Vero Smith is a curator and scholar of architecture who has a passion for making high-level research accessible to the public. As the Associate Curator of the Legacies for Iowa project at the UI Stanley Museum of Art, Smith brings her training in architectural design gained via an MA at the University of Iowa, an MA of Design Studies from Harvard University, and her experience at the Obermann Graduate Institute on Engagement and the Academy to bear on her work.

“Everything I do in my professional life is informed by the Institute,” says Smith, who attended the Institute in 2014. “I take with me from the Institute the fallacy that research needs to be inscrutable to the public.”

Marrying Equity and Curation

Since joining the museum staff in 2016, Smith has become interested in finding ways to make the public feel more comfortable in the museum. “Our gallery can be perceived as an intimidating space on campus—it’s even hard to find,” she comments, “so we need to make explicit invitations to make the public feel welcome.”

In March 2018, Smith launched live-streamed educational videos that featured conversations with other scholars about issues related to objects in the museum’s collection.

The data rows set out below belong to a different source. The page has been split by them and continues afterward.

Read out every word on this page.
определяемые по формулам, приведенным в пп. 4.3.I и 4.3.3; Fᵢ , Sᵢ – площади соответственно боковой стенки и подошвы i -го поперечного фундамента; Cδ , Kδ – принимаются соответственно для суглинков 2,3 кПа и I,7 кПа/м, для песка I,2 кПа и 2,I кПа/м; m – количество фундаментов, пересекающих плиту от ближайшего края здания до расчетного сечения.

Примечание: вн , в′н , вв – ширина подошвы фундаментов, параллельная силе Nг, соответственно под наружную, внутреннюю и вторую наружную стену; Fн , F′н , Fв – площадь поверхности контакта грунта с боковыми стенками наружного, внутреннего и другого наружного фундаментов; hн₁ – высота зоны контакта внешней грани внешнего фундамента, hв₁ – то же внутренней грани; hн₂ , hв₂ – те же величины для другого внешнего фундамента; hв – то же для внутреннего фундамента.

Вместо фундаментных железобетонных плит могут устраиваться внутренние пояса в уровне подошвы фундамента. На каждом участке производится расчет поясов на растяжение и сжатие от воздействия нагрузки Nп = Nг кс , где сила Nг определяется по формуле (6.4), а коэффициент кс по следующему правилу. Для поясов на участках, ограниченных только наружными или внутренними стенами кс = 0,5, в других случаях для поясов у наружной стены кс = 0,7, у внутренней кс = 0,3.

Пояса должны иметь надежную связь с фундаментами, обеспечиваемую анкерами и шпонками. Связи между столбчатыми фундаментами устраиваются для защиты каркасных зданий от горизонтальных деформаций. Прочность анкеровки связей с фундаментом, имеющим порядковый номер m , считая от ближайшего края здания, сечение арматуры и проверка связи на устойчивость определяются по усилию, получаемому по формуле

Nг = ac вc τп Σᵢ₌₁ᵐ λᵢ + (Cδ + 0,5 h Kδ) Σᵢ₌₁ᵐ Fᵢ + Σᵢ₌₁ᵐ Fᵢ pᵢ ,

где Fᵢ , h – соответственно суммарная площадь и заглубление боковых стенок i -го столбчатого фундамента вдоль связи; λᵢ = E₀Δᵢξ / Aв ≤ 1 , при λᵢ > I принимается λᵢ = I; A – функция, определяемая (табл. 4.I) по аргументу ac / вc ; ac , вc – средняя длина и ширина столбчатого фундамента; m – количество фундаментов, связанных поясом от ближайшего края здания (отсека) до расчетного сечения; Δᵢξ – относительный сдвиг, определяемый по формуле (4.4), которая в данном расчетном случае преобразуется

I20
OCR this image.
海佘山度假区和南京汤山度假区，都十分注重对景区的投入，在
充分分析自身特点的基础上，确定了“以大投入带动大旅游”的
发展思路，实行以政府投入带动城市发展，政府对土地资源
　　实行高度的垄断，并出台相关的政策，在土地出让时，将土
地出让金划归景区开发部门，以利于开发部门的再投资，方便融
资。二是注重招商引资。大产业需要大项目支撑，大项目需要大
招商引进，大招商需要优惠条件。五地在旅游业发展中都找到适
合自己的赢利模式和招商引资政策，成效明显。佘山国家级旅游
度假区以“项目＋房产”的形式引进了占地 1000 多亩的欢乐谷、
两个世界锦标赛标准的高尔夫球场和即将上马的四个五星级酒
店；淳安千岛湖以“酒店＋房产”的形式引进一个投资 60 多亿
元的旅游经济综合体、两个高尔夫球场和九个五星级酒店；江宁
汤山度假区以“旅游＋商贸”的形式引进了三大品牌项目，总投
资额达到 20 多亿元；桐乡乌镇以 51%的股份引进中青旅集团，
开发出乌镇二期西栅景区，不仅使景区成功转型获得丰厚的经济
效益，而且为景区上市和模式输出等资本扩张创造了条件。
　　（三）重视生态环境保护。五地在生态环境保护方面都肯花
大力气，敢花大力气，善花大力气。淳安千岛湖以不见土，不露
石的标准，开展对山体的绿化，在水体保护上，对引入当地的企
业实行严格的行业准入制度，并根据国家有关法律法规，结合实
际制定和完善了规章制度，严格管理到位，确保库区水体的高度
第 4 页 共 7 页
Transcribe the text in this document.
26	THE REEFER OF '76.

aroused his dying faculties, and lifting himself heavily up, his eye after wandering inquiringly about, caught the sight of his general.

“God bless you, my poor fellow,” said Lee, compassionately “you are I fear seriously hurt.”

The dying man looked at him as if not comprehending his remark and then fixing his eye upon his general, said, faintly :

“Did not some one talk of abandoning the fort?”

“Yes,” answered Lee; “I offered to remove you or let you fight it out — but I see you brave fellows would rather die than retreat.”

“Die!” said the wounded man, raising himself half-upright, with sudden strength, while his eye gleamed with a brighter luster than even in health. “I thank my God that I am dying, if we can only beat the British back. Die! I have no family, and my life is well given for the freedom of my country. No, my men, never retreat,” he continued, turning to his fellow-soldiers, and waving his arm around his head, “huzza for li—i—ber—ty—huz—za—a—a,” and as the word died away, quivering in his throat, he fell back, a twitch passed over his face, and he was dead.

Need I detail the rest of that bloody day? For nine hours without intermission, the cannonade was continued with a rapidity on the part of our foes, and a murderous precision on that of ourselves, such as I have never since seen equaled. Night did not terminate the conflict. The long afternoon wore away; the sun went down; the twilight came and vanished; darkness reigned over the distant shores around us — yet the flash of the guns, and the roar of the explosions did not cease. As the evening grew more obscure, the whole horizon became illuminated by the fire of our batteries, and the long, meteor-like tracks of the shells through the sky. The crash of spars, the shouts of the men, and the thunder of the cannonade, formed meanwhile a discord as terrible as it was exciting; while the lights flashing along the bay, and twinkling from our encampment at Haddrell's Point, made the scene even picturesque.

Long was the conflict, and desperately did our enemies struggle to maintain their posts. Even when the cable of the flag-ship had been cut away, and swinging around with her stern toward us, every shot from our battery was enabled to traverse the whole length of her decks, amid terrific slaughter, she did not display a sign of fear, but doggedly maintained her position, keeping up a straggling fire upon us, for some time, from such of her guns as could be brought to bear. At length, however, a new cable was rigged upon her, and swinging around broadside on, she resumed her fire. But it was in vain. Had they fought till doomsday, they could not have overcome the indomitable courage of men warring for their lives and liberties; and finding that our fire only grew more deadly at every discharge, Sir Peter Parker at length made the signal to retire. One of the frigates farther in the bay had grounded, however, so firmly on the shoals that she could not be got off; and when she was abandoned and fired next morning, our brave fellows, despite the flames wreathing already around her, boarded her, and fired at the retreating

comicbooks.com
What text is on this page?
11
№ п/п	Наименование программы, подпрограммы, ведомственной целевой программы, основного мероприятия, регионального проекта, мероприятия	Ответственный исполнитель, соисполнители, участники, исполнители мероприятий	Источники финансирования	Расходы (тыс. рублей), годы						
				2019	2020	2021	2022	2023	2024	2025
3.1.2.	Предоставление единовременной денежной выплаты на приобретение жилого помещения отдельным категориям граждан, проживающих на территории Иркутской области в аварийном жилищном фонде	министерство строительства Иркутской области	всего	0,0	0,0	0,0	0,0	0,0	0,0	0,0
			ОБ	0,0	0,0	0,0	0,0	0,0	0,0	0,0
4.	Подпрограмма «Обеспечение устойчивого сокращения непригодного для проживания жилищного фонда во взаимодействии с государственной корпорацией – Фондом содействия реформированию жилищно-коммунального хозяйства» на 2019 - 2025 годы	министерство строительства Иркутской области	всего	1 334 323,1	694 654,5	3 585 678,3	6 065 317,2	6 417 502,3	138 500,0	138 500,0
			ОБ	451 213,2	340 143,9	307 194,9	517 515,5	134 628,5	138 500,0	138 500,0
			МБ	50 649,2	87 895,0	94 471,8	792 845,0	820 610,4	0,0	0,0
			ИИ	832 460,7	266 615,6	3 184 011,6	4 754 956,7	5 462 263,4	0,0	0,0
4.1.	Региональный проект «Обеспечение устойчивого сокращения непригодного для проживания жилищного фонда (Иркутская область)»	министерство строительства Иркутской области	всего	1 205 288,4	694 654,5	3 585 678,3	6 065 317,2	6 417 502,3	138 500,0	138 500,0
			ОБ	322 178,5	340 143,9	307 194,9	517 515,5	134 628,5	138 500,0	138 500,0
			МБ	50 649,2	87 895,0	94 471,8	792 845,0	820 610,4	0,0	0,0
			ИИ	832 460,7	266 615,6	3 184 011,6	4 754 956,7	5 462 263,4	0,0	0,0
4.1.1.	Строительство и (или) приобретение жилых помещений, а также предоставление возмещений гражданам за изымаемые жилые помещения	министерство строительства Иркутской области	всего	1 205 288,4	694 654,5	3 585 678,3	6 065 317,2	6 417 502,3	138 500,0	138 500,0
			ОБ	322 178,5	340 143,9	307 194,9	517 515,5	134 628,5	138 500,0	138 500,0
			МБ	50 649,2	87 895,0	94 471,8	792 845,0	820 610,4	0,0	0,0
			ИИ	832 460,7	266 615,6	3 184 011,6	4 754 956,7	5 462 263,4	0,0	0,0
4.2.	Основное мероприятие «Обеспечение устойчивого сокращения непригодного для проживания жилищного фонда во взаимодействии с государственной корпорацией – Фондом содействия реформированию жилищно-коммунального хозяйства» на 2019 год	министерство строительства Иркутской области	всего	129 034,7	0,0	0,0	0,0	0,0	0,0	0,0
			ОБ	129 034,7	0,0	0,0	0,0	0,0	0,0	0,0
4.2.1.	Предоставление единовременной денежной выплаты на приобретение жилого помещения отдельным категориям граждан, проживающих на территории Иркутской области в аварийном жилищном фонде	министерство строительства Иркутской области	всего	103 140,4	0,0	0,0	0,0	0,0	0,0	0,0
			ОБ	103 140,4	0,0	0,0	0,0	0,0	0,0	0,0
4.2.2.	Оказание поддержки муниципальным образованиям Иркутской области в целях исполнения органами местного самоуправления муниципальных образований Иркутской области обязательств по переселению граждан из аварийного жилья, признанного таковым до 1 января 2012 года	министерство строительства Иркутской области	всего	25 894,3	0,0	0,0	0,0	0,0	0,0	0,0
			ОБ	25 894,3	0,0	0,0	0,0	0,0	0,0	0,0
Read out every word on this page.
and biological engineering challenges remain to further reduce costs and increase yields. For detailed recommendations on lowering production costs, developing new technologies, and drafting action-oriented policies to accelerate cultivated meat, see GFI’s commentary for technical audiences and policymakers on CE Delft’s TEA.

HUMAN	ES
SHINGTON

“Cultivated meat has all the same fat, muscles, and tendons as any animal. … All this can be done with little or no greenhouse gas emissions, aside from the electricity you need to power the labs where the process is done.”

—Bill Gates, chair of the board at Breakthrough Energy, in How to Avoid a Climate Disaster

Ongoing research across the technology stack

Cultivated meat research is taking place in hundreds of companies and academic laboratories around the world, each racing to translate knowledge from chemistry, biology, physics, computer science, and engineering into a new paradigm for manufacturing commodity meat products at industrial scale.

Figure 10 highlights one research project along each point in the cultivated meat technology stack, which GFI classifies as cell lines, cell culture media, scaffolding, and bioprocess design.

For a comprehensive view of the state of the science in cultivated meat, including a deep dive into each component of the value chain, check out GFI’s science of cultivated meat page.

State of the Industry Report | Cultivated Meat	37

These conversations covered a diverse range of topics, including art and disability, art and archival practice, and legal issues connected to the arts.  

She points out that while many people are intimidated by art and don’t have the language with which to discuss it—something she experiences while sharing the museum’s collections around the state as part of the Legacies for Iowa project—most of us are comfortable with and have associations with color. She looks forward to a future statewide program that uses colors as a jumping-off point to delve into the collection. 

Smith got the idea while teaching art history at Kirkwood Community College: “Many of my students pointed out that we spent too much time during the class on so-called 'dead white people art.’ It made me curious about how to marry equity with teaching and curation.”

Downtown Iowa City as Space for Architectural Inquiries

Co-Sign Project

Last year, another of Smith’s projects brought scholars and the public together. Smith curated an exhibition at the Figge Museum of Art in Davenport on the history of commercial signage. In conjunction, she organized a two-day symposium of the same name, “What’s Your Sign? Retail Architecture and the History of Signage,” which included talks by graphic designers, urban planners, anthropologists, and art historians. Additionally, she worked with the City of Iowa City Downtown District’s CoSign project, which partnered local artists and craftspeople with small businesses to create exciting and distinctive new signs.

This fall, she’s again working with Iowa City to create a project that riffs on the upcoming Museum of Art and Figge exhibition, Going Home, about what "home" means from an architectural perspective. Smith is inviting local architectural firms to create models of what they conceive of as the ideal 21st-century home. The models will be on display in October in the pop-up pods that the City has erected on the downtown pedestrian mall, and the architects will host conversations about their work.

Meanwhile, Smith is part of a team, along with Kyle Rector, associate professor of Computer Science, that recently won an Arts & Humanities Initiative Grant to use crowdsourced audio technology to help people with low vision interact with the art in the museum. The new technology is scheduled to launch in early 2019.